Follow the Yellow Striped Road

When you drive any version of our driving simulators, both Pro and Home Editions of SimuRide, the driving simulation will grade you on your performance for obeying the different traffic laws.  This includes making a full stop at the appropriate spot at stop signs.  If you fail to stop at the right place, a warning will show on the screen informing you that you missed a stop sign.

It’s important to know how to move through traffic affectively, safely and of course, legally.  Most drivers know the basic signs and markings that guide traffic.  Ideally it would be everyone, but anytime you expect someone to follow the same set of rules you and everyone else seem to know and abide, that’s when they do the unexpected by ignoring those rules; and that’s when things can get dangerous.

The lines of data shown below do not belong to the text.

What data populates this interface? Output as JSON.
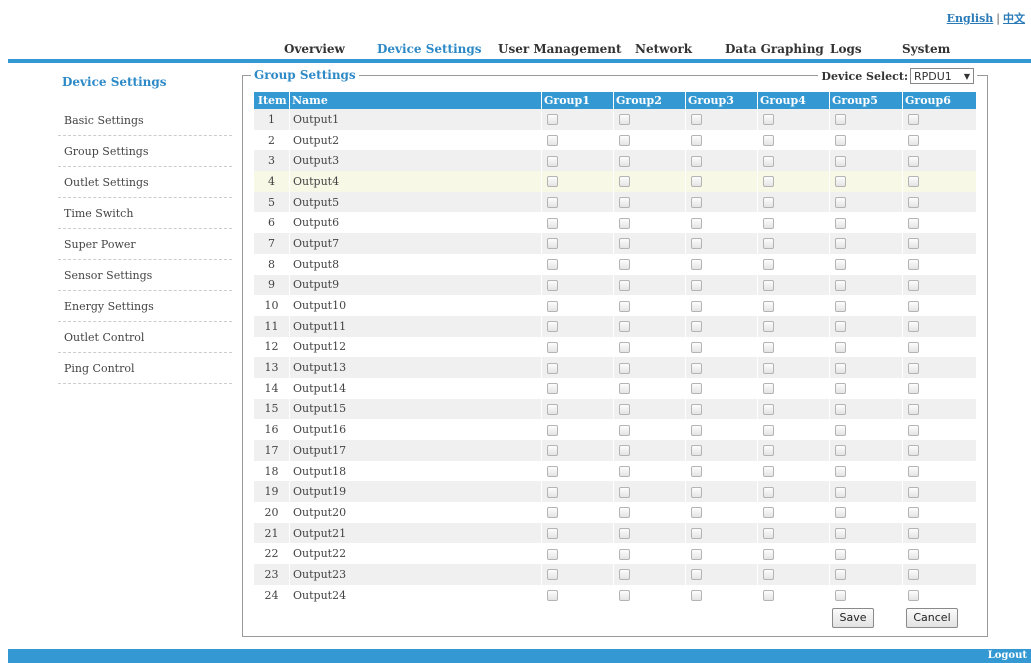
{
  "language": {
    "english": "English",
    "separator": "|",
    "chinese": "中文"
  },
  "nav": [
    {
      "label": "Overview"
    },
    {
      "label": "Device Settings"
    },
    {
      "label": "User Management"
    },
    {
      "label": "Network"
    },
    {
      "label": "Data Graphing"
    },
    {
      "label": "Logs"
    },
    {
      "label": "System"
    }
  ],
  "nav_active": "Device Settings",
  "sidebar": {
    "title": "Device Settings",
    "items": [
      {
        "label": "Basic Settings"
      },
      {
        "label": "Group Settings"
      },
      {
        "label": "Outlet Settings"
      },
      {
        "label": "Time Switch"
      },
      {
        "label": "Super Power"
      },
      {
        "label": "Sensor Settings"
      },
      {
        "label": "Energy Settings"
      },
      {
        "label": "Outlet Control"
      },
      {
        "label": "Ping Control"
      }
    ]
  },
  "group_settings": {
    "legend": "Group Settings",
    "device_select_label": "Device Select:",
    "device_select_value": "RPDU1",
    "columns": [
      "Item",
      "Name",
      "Group1",
      "Group2",
      "Group3",
      "Group4",
      "Group5",
      "Group6"
    ],
    "rows": [
      {
        "item": "1",
        "name": "Output1"
      },
      {
        "item": "2",
        "name": "Output2"
      },
      {
        "item": "3",
        "name": "Output3"
      },
      {
        "item": "4",
        "name": "Output4"
      },
      {
        "item": "5",
        "name": "Output5"
      },
      {
        "item": "6",
        "name": "Output6"
      },
      {
        "item": "7",
        "name": "Output7"
      },
      {
        "item": "8",
        "name": "Output8"
      },
      {
        "item": "9",
        "name": "Output9"
      },
      {
        "item": "10",
        "name": "Output10"
      },
      {
        "item": "11",
        "name": "Output11"
      },
      {
        "item": "12",
        "name": "Output12"
      },
      {
        "item": "13",
        "name": "Output13"
      },
      {
        "item": "14",
        "name": "Output14"
      },
      {
        "item": "15",
        "name": "Output15"
      },
      {
        "item": "16",
        "name": "Output16"
      },
      {
        "item": "17",
        "name": "Output17"
      },
      {
        "item": "18",
        "name": "Output18"
      },
      {
        "item": "19",
        "name": "Output19"
      },
      {
        "item": "20",
        "name": "Output20"
      },
      {
        "item": "21",
        "name": "Output21"
      },
      {
        "item": "22",
        "name": "Output22"
      },
      {
        "item": "23",
        "name": "Output23"
      },
      {
        "item": "24",
        "name": "Output24"
      }
    ],
    "save_label": "Save",
    "cancel_label": "Cancel"
  },
  "footer": {
    "logout": "Logout"
  },
  "colors": {
    "accent": "#3498d2",
    "active_text": "#2d8ac7",
    "highlight_row": "#f8f8e6"
  }
}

In the United States for instance, unless a car is turning left with room enough to get by, or your direction of traffic has two designated lanes (generally a white dashed line defining the median of those two lanes) under no circumstance do you pass another vehicle from the right.  It’s completely unexpected, which makes it that much more dangerous; for all the driver making such a maneuver knows, the driver ahead of them is about to turn right and could collide right into you.  Or the sudden appearance of a vehicle coming up and around from the wrong side of the road could distract the driver enough for them to lose control of the car and cause an accident.  This is, inexplicably, a common occurrence for people on motorcycles or mopeds – which are fully licensed vehicles, obeying the same traffic laws; and a legally entitled to a full lane of traffic, just as everyone else.

Some markings may depend on your municipality or general area that you live, but let’s review some of the basics:

A solid yellow line down the center of the road means you’re in a no passing zone.  Often you’ll find a set of yellow lines in the median; one may be a solid line and the other dashed.  If the line on your side of traffic is solid and the other side’s is dashed, your lane is prohibited from passing; while oncoming traffic is allowed to pass. If the line on your side of the center of the road is dashed and the other side is solid, your lane of traffic is allowed to pass and oncoming traffic cannot pass.  Two solid lines is an entirely no passing zone; while passing for both sides of the road is usually just a single dashed line.

As mentioned above, a dashed yellow line should not be confused with white dashed lines, which denote two lanes of traffic going the same way.  White solid lines along the side of a roadway may outline a bike path, where bicyclists are allowed full access to that lane, and drivers should be attentive of their presence.

When stopping at a stop sign, make sure not to break the threshold of the thick white line in your lane, extending from the curb in front of you.  This is a stop line, and is placed at intersections of high traffic, often for strategic purposes.  Stop lines will be placed further back from the stop sign or intersections for areas where semi’s often travel and require a wider berth to make their turns.  Stopping in front of that line will put you inside that turn radius and at risk for being hit by a turning semi.

Yellow lines along a curb restrict vehicles from being parked there; while different colored lines, like red or blue, may be used by different locations to denote emergency lanes or specially reserved areas, such as handicapped parking.